Internationalisierung der Automobilzulieferer

Zulieferer Top 20 Wachstum (nach Ländern)

  • In Deutschland sind es die Schaeffler-Gruppe (gleich zweimal mit der INA-Holding Schaeffler und der Continental AG), ZF Friedrichshafen, MAHLE und BOSCH.
  • In den USA sind es Borgwarner, Wabco, Icahn Enterprises und Cooper-Standard.
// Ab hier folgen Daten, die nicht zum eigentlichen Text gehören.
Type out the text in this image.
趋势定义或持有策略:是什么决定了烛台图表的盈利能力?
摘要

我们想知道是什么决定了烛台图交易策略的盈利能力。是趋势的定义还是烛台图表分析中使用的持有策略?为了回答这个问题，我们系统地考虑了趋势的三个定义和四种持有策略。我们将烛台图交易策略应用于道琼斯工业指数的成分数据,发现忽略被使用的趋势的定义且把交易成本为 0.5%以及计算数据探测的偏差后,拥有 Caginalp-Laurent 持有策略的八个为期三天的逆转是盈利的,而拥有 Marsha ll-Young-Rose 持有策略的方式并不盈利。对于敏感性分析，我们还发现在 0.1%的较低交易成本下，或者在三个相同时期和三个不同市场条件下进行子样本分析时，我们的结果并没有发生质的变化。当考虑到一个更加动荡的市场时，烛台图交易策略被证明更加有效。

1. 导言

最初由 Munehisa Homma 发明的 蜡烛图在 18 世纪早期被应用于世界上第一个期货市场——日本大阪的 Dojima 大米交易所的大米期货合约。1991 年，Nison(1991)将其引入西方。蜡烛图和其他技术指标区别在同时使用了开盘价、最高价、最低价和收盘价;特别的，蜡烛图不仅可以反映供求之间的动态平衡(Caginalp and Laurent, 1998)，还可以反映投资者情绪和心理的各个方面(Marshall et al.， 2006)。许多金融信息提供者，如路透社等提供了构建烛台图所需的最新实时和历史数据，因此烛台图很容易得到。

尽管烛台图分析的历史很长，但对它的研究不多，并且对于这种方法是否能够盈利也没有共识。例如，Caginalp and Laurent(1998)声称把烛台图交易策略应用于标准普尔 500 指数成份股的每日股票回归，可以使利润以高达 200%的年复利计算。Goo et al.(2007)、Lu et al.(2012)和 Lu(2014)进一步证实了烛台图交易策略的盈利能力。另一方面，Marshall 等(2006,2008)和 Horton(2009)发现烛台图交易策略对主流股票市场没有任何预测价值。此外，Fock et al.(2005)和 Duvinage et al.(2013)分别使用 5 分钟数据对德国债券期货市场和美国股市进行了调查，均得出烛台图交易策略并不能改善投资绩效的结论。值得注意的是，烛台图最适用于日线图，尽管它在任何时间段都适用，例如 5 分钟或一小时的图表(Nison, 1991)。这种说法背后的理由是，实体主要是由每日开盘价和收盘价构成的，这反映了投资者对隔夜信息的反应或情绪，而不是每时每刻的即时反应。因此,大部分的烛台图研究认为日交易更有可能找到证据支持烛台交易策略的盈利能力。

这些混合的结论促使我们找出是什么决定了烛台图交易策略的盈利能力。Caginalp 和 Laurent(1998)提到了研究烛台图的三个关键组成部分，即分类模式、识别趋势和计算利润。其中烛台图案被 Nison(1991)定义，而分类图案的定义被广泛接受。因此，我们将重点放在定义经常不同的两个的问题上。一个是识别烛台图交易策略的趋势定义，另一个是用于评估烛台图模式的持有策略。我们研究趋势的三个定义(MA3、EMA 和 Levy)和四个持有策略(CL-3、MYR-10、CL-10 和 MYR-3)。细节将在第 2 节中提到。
Hinzu kommt noch Eaton mit der Konzernzentrale in Irland.
  • Aus dem asiatischen Raum kommen die chinesischen Unternehmen Weichai Power und China National Chemical Cooperation, die japanischen Konzerne Toyota Boshoku und Aisin Seiki sowie die koreanischen Zulieferer Hyundai Mobis, Samsung Electronics und Sungwoo Hitech.
  • Die Spitzengruppe wird ergänzt durch den kanadischen Zulieferer Martinrea, die englische GKN PLC und den mexikanischen Zulieferer Alfa.

 

Grafik - Zulieferer Top 20 Wachstum nach Ländern

 

 

Länderpräsenz Zulieferer (mehr als 500 Standorte)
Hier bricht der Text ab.